Wonder Woman has been a member of DC's Big Three heroes ever since she, Superman and Batman were the three icons to continue publication in the long night between the end of the Golden Age proper circa 1949 and the beginning of the Silver Age of superhero comics in the late 1950s. However, while Diana has always had iconic value, she has never been anywhere near as popular as her alleged co-equals, and much of her popularity rests on a campy 1970s TV show that is about as good as representation of the character as Adam West is of Batman. Even in comics, she has always struggled in the sales department. In 2006, however, her title was safe in the hands of Greg Rucka, arguably the best Wonder Woman writer ever. So, of course, DC bounced him, bringing in Allan Heinberg for a revamp that horribly regressed the character to her terrible Silver Age status quo, and, aided by the normally more-than-competent Geoff Johns on "Infinite Crisis", horribly misrepresented the character's post-Crisis history. And then DC unleashed "Amazons Attack", which I believe to be the worst crossover in comics history, even worse than Marvel's "The Crossing", which eventually had to be written off as a deliberate attempt by a villain to confuse the heroes.

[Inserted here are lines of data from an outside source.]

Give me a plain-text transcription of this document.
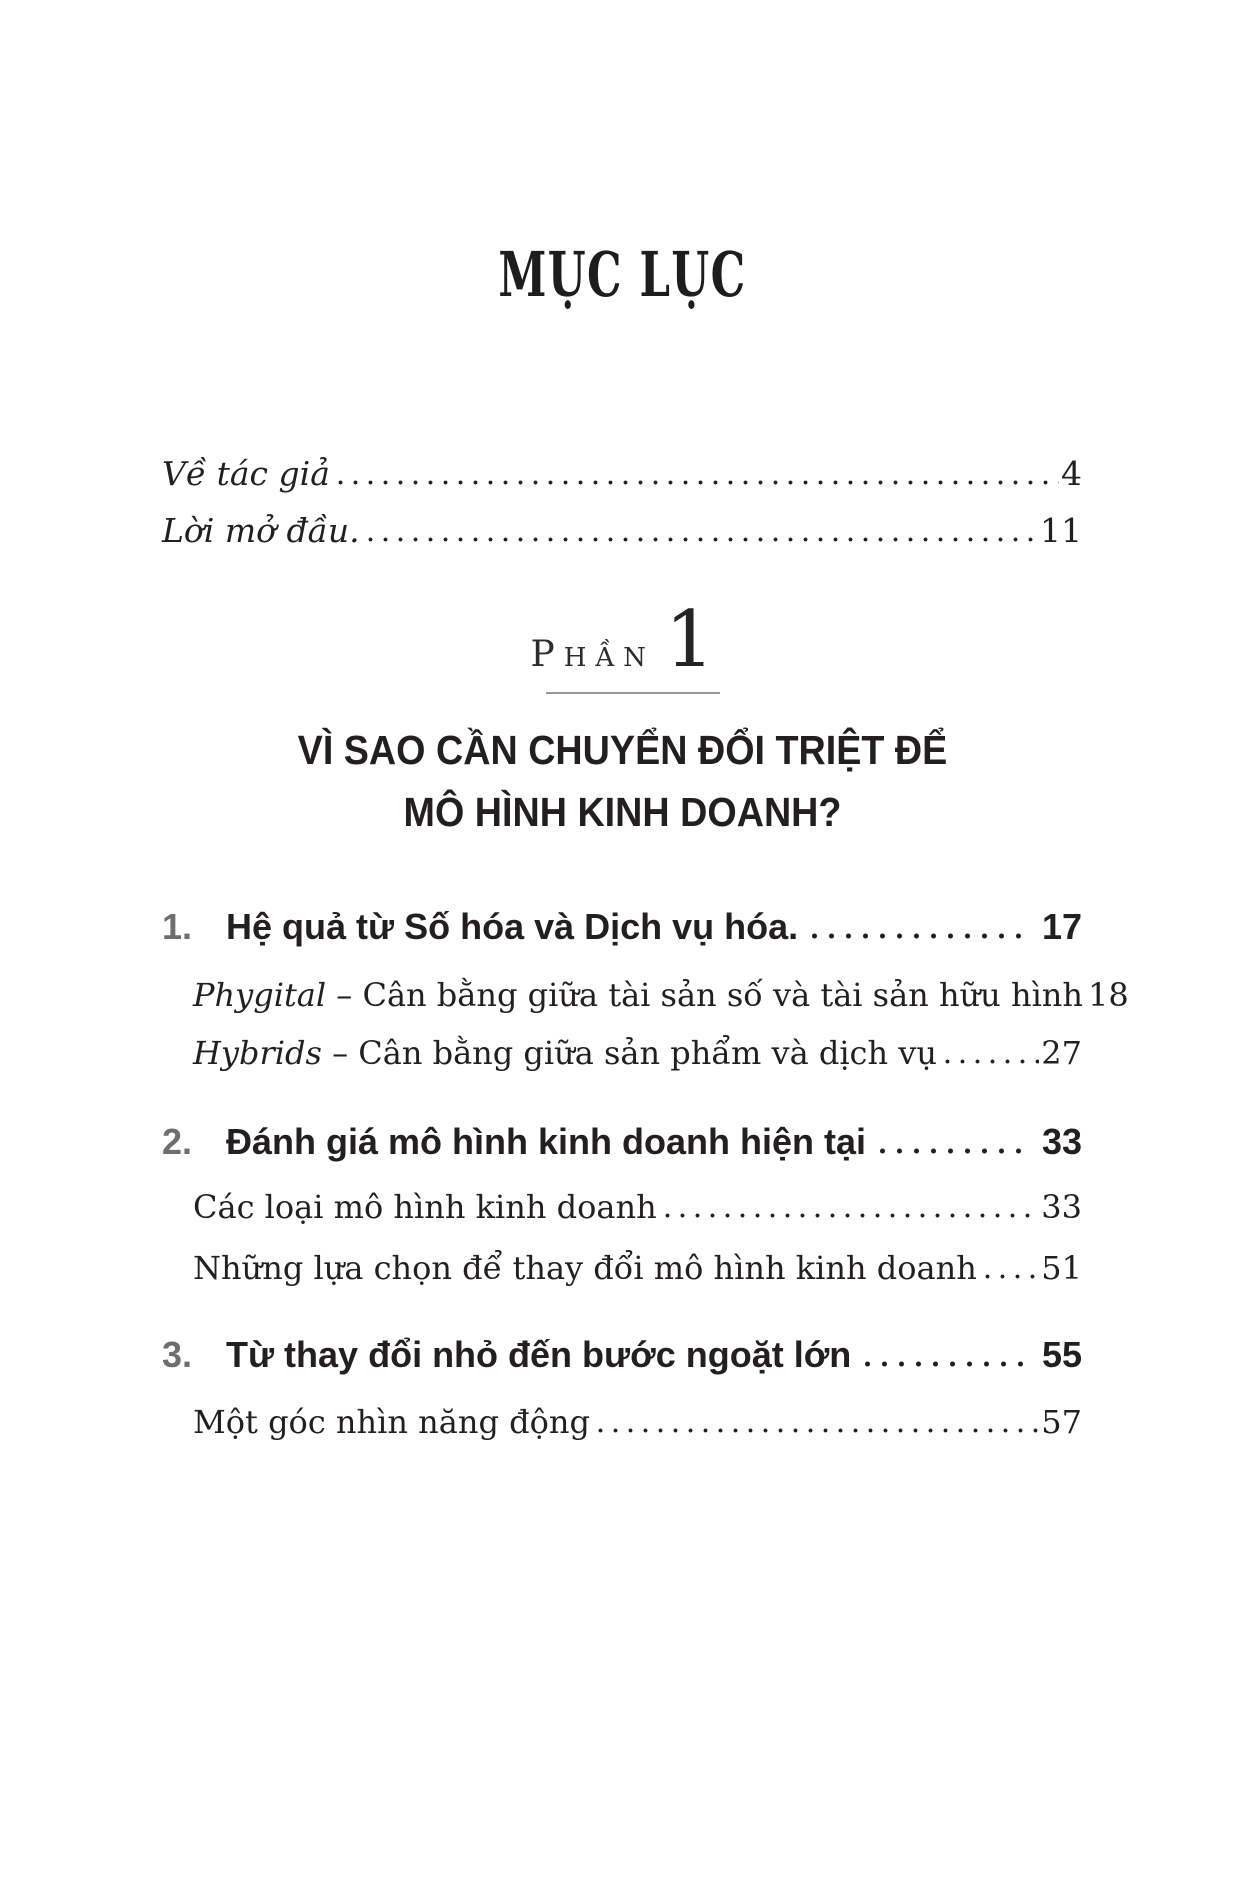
MỤC LỤC
Về tác giả	4
Lời mở đầu.	11
P HẦN 1
VÌ SAO CẦN CHUYỂN ĐỔI TRIỆT ĐỂ
MÔ HÌNH KINH DOANH?
1. Hệ quả từ Số hóa và Dịch vụ hóa.	17
Phygital – Cân bằng giữa tài sản số và tài sản hữu hình 18
Hybrids – Cân bằng giữa sản phẩm và dịch vụ	27
2. Đánh giá mô hình kinh doanh hiện tại	33
Các loại mô hình kinh doanh	33
Những lựa chọn để thay đổi mô hình kinh doanh 51
3. Từ thay đổi nhỏ đến bước ngoặt lớn	55
Một góc nhìn năng động	57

One could spend hours cataloguing all of the problems with this crossover, but I will endeavour to be brief:
1) The structure; major events take place in "Wonder Woman", not included in this collection (which also results in Jodi Picoult's collected edition ending on a cliffhanger, necessitating that readers buy another book; my advice: save your money), and there's no clear reading order for the issues (normally, publication order would give a good indication, but that doesn't work here, and, anyway, these are collected editions, not monthly comics).
2) The wholesale rape of the Amazons; as if Hercules wasn't bad enough, Diana's people, once held up as paragons of wisdom who had found a better way to live, are now shown to be a clutch of barbarian murderers who blindly do what their resurrected former Queen tells them to do, even when a known enemy was responsible for her resurrection. Diana's mom Hippolyta gets at least a partial out in this story, but she is written as a raving lunatic (and everyone seems to have forgotten that she wasn't queen anymore when she died).
3) The portrayal of Diana and all the other heroes as a bunch of pathetic morons who refuse to fight the Amazons, basically because if they actually engaged them they would wipe the floor with them; we're told that their first priority is "rescue", rather than confronting the invaders, when logic would dictate that getting rid of them would eliminate the need for rescue. The heroes fail at every turn in this story, and, what's more, act superior about it (Black Canary, at one point, proclaims that the cavalry has arrived, having arrived too late to stop a USAF pilot from being executed by Amazons; generally, Dinah, the cavalry saves people).
4) The ending, which I won't get into here, because it hurts to think about; sufficed to say that it has already attained reputation as legendarily nonsensical among comics fans.
2007 was hands-down the worst year in Wonder Woman's 66-year-history, and this story was a huge part of it. Avoid this at all costs.